Nétonon Noël Ndjékéry

 

Il n’y a pas d’arc-en-ciel au paradis.

Hélice Hélas Editeur (2022)

Ayant planifié d’inclure quelques œuvres de littérature africaine au programme de cette année, c’est encore une fois au hasard des recherches que j’ai croisé ce roman dont le titre à lui seul avait de quoi attirer mon attention. Je ne connaissais rien au sujet du Tchad et je n’avais jamais entendu parler de Nétonon Noël Ndjékéry. Qu’à cela ne tienne, mon choix était fixé.

Puis au moment de réceptionner le livre, de la couverture, joliment illustrée et habilement conçue, au plan depuis lequel je pouvais déjà anticiper le périple d’un des personnages, jusqu’à l’étonnante chronologie comparative qui de l’année 652 à l’année 2021 dresse, en fin de volume, une liste des événements historiques ayant affecté le bassin tchadien, l’Afrique et le reste du monde, j’ai été agréablement surprise par le soin accordé à l’édition.

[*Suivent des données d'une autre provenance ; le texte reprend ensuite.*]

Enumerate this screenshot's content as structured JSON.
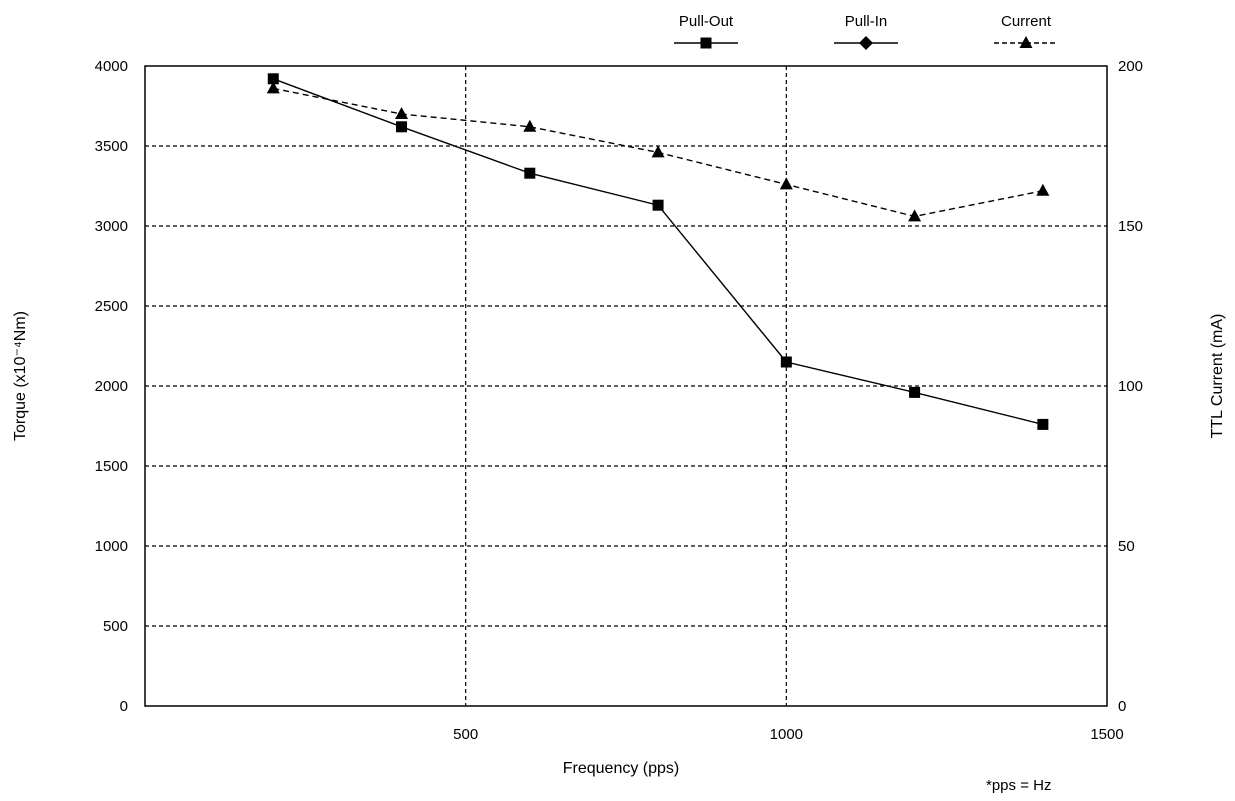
{
  "chart_data": {
    "type": "line",
    "x_axis": {
      "label": "Frequency (pps)",
      "range": [
        0,
        1500
      ],
      "ticks": [
        500,
        1000,
        1500
      ],
      "tick_labels": [
        "500",
        "1000",
        "1500"
      ]
    },
    "y_axis_left": {
      "label": "Torque (x10⁻⁴Nm)",
      "range": [
        0,
        4000
      ],
      "ticks": [
        0,
        500,
        1000,
        1500,
        2000,
        2500,
        3000,
        3500,
        4000
      ],
      "tick_labels": [
        "0",
        "500",
        "1000",
        "1500",
        "2000",
        "2500",
        "3000",
        "3500",
        "4000"
      ]
    },
    "y_axis_right": {
      "label": "TTL Current (mA)",
      "range": [
        0,
        200
      ],
      "ticks": [
        0,
        50,
        100,
        150,
        200
      ],
      "tick_labels": [
        "0",
        "50",
        "100",
        "150",
        "200"
      ]
    },
    "grid": true,
    "grid_style": "dashed",
    "legend_position": "top-right",
    "series": [
      {
        "name": "Pull-Out",
        "axis": "left",
        "marker": "square",
        "line_style": "solid",
        "color": "#000000",
        "x": [
          200,
          400,
          600,
          800,
          1000,
          1200,
          1400
        ],
        "y": [
          3920,
          3620,
          3330,
          3130,
          2150,
          1960,
          1760
        ]
      },
      {
        "name": "Pull-In",
        "axis": "left",
        "marker": "diamond",
        "line_style": "solid",
        "color": "#000000",
        "x": [],
        "y": []
      },
      {
        "name": "Current",
        "axis": "right",
        "marker": "triangle",
        "line_style": "dashed",
        "color": "#000000",
        "x": [
          200,
          400,
          600,
          800,
          1000,
          1200,
          1400
        ],
        "y": [
          193,
          185,
          181,
          173,
          163,
          153,
          161
        ]
      }
    ],
    "note": "*pps = Hz"
  }
}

Forte de cette belle entrée en matière, une fois la lecture entamée, émerveillée par la beauté de l’écriture, j’ai vite compris que je tenais entre mes mains une œuvre de grande qualité.

Encadré par un prologue et un épilogue qui inscrivent la genèse du roman au sein d’une réalité toute contemporaine (Baga Sola, 2017), le récit s’ouvre sur la fin du XXe siècle, dans une Baobabia, -région alors partagée en quatre royaumes ; le Baguirmi, le Bornou, le Kanem et le Ouaddaï-, qui tente de survivre aux conflits et autres violences infligées par quelques figures dominantes se bataillant le contrôle du marché de la traite négrière transsaharienne.

Donc en ces temps-là, les chéchias royales dégringolaient des crânes tels des toits de case par grands vents. Et, anoblies ou non, les têtes roulaient elles aussi dans la poussière avec l’entrain sautillant de courges ensorcelées.’ (p.27)

C’est dans ce contexte que nous faisons la connaissance du jeune Zeïtoun, malencontreuse victime dont le destin croise bientôt celui de l’eunuque Tomasta Mansour et celui de la belle yéménite Yasmina. Pris en étau entre chasseurs et exploitants de chair humaine, ces trois fugitifs vont unir leurs efforts pour tenter de sauver leur peau et gagner une liberté inespérée.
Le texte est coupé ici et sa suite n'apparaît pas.